When we’re grieving, an ancient, time-tested practice is to write a letter to someone else we know who grieves for the same person. How ancient? I was reminded of this practice as I read the June issue of American Benedictine Review where J. Kalvesmaki explores the cure of souls through letter writing, specifically, Evagrius of Pontus’ (a desert father) consoling letter to a fellow disciple on the death of their teacher, Gregory of Nazianzus (Archbishop of Constantinople) in 489 CE. He looks at how this type of correspondence is healing both for the writer and the reader.

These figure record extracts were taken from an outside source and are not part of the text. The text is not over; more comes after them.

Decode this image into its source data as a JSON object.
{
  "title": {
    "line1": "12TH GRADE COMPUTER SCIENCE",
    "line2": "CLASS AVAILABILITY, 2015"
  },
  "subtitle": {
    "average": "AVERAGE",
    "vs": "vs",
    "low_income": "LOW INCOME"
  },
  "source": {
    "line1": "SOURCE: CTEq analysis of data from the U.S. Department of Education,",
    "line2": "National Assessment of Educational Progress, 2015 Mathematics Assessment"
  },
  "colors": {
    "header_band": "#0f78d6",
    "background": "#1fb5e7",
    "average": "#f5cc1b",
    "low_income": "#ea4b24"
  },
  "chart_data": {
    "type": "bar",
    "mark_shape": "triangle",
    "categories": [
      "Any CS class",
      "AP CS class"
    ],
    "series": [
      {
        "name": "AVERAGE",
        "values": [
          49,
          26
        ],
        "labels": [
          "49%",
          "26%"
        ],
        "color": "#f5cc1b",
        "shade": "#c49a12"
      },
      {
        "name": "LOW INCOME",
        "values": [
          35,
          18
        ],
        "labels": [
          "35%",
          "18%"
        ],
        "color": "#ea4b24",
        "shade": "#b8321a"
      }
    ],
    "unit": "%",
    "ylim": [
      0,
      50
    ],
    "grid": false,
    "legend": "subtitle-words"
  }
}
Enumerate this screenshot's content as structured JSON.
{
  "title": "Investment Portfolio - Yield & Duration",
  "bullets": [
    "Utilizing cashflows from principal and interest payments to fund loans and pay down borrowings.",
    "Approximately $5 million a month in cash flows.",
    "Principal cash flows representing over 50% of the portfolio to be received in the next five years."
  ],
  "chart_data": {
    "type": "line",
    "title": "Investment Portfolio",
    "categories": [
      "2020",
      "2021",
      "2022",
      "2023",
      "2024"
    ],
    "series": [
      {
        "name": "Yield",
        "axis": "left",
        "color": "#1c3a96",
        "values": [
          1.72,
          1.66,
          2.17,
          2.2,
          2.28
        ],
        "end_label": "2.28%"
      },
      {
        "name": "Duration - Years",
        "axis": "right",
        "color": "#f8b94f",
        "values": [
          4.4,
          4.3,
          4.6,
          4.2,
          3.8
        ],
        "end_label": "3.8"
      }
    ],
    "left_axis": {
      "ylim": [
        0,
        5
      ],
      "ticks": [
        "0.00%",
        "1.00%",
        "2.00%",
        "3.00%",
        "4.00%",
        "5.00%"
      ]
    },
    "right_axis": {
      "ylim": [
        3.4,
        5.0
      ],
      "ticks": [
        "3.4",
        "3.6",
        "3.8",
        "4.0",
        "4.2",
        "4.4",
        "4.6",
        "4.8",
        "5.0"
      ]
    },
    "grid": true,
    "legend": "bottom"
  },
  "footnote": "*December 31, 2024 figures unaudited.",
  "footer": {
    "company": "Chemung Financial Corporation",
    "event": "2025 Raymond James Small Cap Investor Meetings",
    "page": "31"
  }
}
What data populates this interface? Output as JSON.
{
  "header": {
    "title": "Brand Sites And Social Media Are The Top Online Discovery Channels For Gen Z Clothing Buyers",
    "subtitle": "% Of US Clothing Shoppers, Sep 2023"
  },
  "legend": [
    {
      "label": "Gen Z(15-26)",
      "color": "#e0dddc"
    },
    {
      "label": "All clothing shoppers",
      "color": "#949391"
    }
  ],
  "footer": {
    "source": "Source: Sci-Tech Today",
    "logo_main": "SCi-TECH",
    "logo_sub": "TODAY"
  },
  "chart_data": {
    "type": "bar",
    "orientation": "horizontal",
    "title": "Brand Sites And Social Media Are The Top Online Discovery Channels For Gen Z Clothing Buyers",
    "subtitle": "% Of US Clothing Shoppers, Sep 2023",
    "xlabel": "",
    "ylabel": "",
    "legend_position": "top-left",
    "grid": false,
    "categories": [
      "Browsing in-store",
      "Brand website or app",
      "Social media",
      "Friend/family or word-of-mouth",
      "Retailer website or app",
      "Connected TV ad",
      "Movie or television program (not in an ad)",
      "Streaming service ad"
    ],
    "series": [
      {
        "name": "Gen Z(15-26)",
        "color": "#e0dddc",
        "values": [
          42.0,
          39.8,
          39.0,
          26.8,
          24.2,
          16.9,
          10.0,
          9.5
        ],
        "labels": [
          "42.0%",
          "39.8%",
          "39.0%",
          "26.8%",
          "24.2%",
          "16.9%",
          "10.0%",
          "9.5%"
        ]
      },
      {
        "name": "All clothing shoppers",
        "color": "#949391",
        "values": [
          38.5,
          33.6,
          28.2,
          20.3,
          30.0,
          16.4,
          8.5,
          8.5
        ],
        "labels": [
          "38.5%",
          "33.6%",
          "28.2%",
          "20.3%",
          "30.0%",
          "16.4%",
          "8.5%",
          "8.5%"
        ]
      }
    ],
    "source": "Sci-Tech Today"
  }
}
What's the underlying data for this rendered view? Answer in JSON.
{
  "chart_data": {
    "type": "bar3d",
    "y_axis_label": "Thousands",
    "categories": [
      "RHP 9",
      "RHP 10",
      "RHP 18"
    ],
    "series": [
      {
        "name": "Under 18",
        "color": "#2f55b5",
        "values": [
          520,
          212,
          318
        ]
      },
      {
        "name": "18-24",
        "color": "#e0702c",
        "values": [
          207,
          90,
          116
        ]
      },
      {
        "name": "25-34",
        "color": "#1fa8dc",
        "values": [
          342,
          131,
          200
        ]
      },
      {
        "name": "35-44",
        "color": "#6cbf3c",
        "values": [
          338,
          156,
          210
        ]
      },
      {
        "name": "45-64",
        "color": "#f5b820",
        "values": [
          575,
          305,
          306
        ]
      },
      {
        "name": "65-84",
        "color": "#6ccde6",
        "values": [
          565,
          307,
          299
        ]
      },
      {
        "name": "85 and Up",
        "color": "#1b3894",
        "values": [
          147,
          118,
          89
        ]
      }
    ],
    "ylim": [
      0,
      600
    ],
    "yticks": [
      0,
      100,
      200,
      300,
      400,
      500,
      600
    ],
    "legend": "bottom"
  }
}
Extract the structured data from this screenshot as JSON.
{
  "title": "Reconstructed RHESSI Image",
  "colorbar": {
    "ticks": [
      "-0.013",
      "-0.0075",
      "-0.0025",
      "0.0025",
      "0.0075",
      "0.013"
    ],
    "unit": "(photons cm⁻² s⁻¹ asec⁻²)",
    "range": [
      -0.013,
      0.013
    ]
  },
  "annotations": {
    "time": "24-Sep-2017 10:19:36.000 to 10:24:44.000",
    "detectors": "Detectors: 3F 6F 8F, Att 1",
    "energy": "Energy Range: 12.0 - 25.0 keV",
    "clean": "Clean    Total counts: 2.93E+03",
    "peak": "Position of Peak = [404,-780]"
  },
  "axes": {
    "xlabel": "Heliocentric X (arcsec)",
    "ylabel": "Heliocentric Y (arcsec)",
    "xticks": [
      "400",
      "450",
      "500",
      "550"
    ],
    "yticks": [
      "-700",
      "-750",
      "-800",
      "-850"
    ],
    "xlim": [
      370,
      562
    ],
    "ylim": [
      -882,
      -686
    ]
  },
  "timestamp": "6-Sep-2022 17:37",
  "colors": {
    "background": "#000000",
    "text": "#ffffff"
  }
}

Certainly, social media, blogging, skyping, and more all are very exciting, expressive ways to connect. However, besides the personal touch of one-to-one paper letter writing, there is the ritual, also healing, of selecting paper, ink, a special postage stamp, that becomes part of expressing our feelings for the person to whom we write and for the lost person of whom we write. We have to slow down, go a little deeper maybe, and connect in a different way to write a letter. Also, we can touch and smell a letter and we can save it very differently than we do with electronic devices.
If you find yourself going through the dark valley of grieving a beloved person, a place, or something else, perhaps you will try out this method of mutual cure of souls – endorsed not only by the desert fathers and mothers, but also by cognitive behavioral and narrative therapists, as well!